Robocombot-- Hey as far as I know none off thre 4 gospels were written by teh apostles.
Oh my god! LOL I found a Finnish copy. Any Fins here that could translate? I'm so cheap.
didymus said:
Robocombot-- Hey as far as I know none off thre 4 gospels were written by teh apostles.
If the Apostles did not approve of the Gospels we would have some evidence that they would of tried to fight against their propogation. They would not of been accepted by the early church either.
If we look in cities that are mentioned in the New Testament as places where the Apostles preached, such as Jerusalem, or Antioch, or Corinth, or Ephesus, or Rome, we find that in each of them there is a Christian congregation, headed by a bishop who is part of an unbroken and orderly line of bishops going
back to the time when the Church in that city was first established
by an apostle. Moreover, we find, if we do a little comparing, that
the Church in Ephesus and its bishop teach the same doctrines as the
Church in Antioch and its bishop.
While some of what you said may be true it is speculation that the apostles would have disapproved. As far as I know some of the apostles were dead by the time the gospels were written.

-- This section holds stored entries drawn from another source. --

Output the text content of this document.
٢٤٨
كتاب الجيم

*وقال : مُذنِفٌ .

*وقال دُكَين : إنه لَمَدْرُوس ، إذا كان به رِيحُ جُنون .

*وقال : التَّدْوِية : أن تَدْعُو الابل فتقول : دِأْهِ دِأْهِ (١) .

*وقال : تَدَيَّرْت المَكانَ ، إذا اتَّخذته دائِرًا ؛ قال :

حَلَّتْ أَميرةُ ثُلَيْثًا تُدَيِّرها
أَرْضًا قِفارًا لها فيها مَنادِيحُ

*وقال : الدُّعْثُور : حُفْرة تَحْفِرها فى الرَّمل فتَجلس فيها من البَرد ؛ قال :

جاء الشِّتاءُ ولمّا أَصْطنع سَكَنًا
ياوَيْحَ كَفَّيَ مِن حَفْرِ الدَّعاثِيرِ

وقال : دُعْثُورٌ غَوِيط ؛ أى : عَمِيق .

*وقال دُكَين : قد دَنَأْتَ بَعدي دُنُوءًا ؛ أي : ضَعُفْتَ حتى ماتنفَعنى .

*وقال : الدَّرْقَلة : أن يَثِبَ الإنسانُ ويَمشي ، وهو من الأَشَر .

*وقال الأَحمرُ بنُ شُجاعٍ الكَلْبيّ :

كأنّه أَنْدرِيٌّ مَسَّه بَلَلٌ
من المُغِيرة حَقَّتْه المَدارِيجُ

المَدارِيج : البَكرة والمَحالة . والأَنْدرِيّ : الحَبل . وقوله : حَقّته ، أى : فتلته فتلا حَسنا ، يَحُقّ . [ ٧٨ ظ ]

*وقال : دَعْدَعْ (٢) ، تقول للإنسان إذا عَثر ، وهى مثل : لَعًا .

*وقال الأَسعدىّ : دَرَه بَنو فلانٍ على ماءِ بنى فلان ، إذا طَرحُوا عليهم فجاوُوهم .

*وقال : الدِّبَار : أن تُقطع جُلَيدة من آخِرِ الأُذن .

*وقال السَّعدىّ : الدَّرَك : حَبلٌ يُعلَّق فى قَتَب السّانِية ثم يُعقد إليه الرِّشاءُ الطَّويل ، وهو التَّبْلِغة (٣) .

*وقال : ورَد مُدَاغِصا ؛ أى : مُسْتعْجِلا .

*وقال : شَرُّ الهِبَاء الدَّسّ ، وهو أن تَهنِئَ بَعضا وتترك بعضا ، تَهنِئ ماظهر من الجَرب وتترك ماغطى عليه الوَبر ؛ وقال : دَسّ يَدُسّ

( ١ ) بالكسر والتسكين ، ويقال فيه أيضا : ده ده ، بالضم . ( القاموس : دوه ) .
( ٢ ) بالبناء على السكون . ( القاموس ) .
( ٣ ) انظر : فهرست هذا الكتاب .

And I'm not positive but the gospels were not used until the second century as a canon of scripture.

Also, if you read the texts there are clear differences in what is written in them; virgin birth(not mentioned in Mark) the empty tomb( first it is one man sitting there and then there are two men in another gospel) geneologies don't match. There are many other discrepancies to mention.

And how do you respond to the apocrypha that was originally part of the Roman Catholic Bible? This was included until after 1611 when King James translation came out, then it was removed. The same group that put the 4 gospels in included the apocrypha. Why was it removed?
KnightoftheRose said:

That's mondo-bizarro. Why would anyone want Pilate saint-ified (that's a word - who said it wasn't?!)?

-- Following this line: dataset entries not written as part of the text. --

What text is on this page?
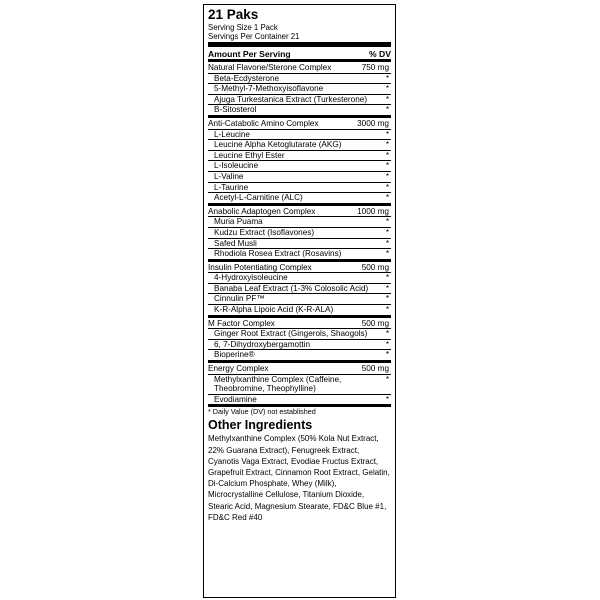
21 Paks
Serving Size 1 Pack
Servings Per Container 21
Amount Per Serving	% DV
Natural Flavone/Sterone Complex	750 mg
Beta-Ecdysterone	*
5-Methyl-7-Methoxyisoflavone	*
Ajuga Turkestanica Extract (Turkesterone)	*
B-Sitosterol	*
Anti-Catabolic Amino Complex	3000 mg
L-Leucine	*
Leucine Alpha Ketoglutarate (AKG)	*
Leucine Ethyl Ester	*
L-Isoleucine	*
L-Valine	*
L-Taurine	*
Acetyl-L-Carnitine (ALC)	*
Anabolic Adaptogen Complex	1000 mg
Muria Puama	*
Kudzu Extract (Isoflavones)	*
Safed Musli	*
Rhodiola Rosea Extract (Rosavins)	*
Insulin Potentiating Complex	500 mg
4-Hydroxyisoleucine	*
Banaba Leaf Extract (1-3% Colosolic Acid)	*
Cinnulin PF™	*
K-R-Alpha Lipoic Acid (K-R-ALA)	*
M Factor Complex	500 mg
Ginger Root Extract (Gingerols, Shaogols)	*
6, 7-Dihydroxybergamottin	*
Bioperine®	*
Energy Complex	500 mg
Methylxanthine Complex (Caffeine, Theobromine, Theophylline)
*
Evodiamine	*
* Daily Value (DV) not established
Other Ingredients
Methylxanthine Complex (50% Kola Nut Extract, 22% Guarana Extract), Fenugreek Extract, Cyanotis Vaga Extract, Evodiae Fructus Extract, Grapefruit Extract, Cinnamon Root Extract, Gelatin, Di-Calcium Phosphate, Whey (Milk), Microcrystalline Cellulose, Titanium Dioxide, Stearic Acid, Magnesium Stearate, FD&C Blue #1, FD&C Red #40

Well, some traditions, building off of the clementia felt toward the Romans by the gospel authors, say Pilate converted and was martyred. In the... I forget now, Acts of Pilate maybe, Pilate practically makes the Christian argument before the High Priests himself. Christian traditions are queer things. If you believe them all, everyone in the gospels are related. LOL
didymus said:
And how do you respond to the apocrypha that was originally part of the Roman Catholic Bible?

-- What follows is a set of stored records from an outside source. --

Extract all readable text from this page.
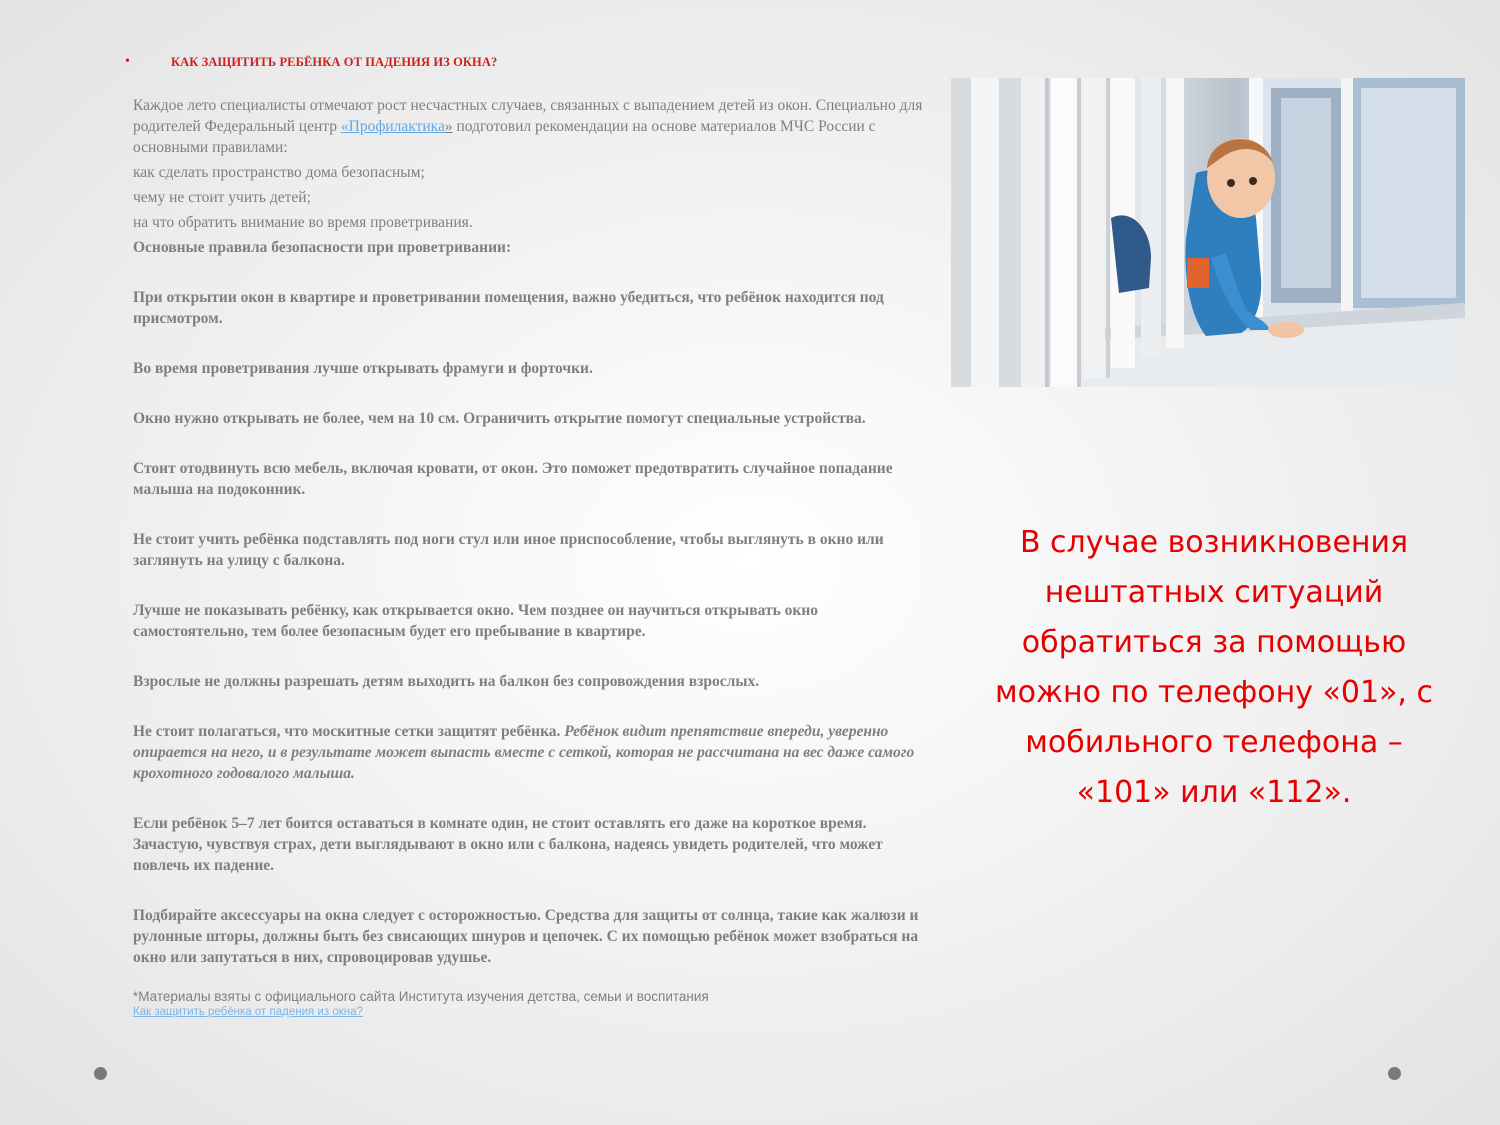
•	КАК ЗАЩИТИТЬ РЕБЁНКА ОТ ПАДЕНИЯ ИЗ ОКНА?
Каждое лето специалисты отмечают рост несчастных случаев, связанных с выпадением детей из окон. Специально для родителей Федеральный центр «Профилактика» подготовил рекомендации на основе материалов МЧС России с основными правилами:
как сделать пространство дома безопасным;
чему не стоит учить детей;
на что обратить внимание во время проветривания.
Основные правила безопасности при проветривании:
При открытии окон в квартире и проветривании помещения, важно убедиться, что ребёнок находится под присмотром.
Во время проветривания лучше открывать фрамуги и форточки.
Окно нужно открывать не более, чем на 10 см. Ограничить открытие помогут специальные устройства.
Стоит отодвинуть всю мебель, включая кровати, от окон. Это поможет предотвратить случайное попадание малыша на подоконник.
Не стоит учить ребёнка подставлять под ноги стул или иное приспособление, чтобы выглянуть в окно или заглянуть на улицу с балкона.
Лучше не показывать ребёнку, как открывается окно. Чем позднее он научиться открывать окно самостоятельно, тем более безопасным будет его пребывание в квартире.
Взрослые не должны разрешать детям выходить на балкон без сопровождения взрослых.
Не стоит полагаться, что москитные сетки защитят ребёнка. Ребёнок видит препятствие впереди, уверенно опирается на него, и в результате может выпасть вместе с сеткой, которая не рассчитана на вес даже самого крохотного годовалого малыша.
Если ребёнок 5–7 лет боится оставаться в комнате один, не стоит оставлять его даже на короткое время. Зачастую, чувствуя страх, дети выглядывают в окно или с балкона, надеясь увидеть родителей, что может повлечь их падение.
Подбирайте аксессуары на окна следует с осторожностью. Средства для защиты от солнца, такие как жалюзи и рулонные шторы, должны быть без свисающих шнуров и цепочек. С их помощью ребёнок может взобраться на окно или запутаться в них, спровоцировав удушье.
*Материалы взяты с официального сайта Института изучения детства, семьи и воспитания
Как защитить ребёнка от падения из окна?
В случае возникновения нештатных ситуаций обратиться за помощью можно по телефону «01», с мобильного телефона – «101» или «112».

Yeah, there's no argument in favor of a canon. Its all about faith. If a tradition says something that agrees with a certain creed, then its true. If it conflicts, then its heredox non-sense. There's no evidence whatsoever the apostles knew anything about written gospels. Peter and Paul in Acts and the Epistles argue at length about food laws. They use nature, Socratic reasoning, and Jewish scripture. Neither Peter nor Paul cite Jesus' own words negating the food laws which occur most clearly in Mark, considered to be the first penned gospel. Was Jesus' rock knowingly contradicting his Lord? Did Paul succeed in putting words in Jesus' mouth?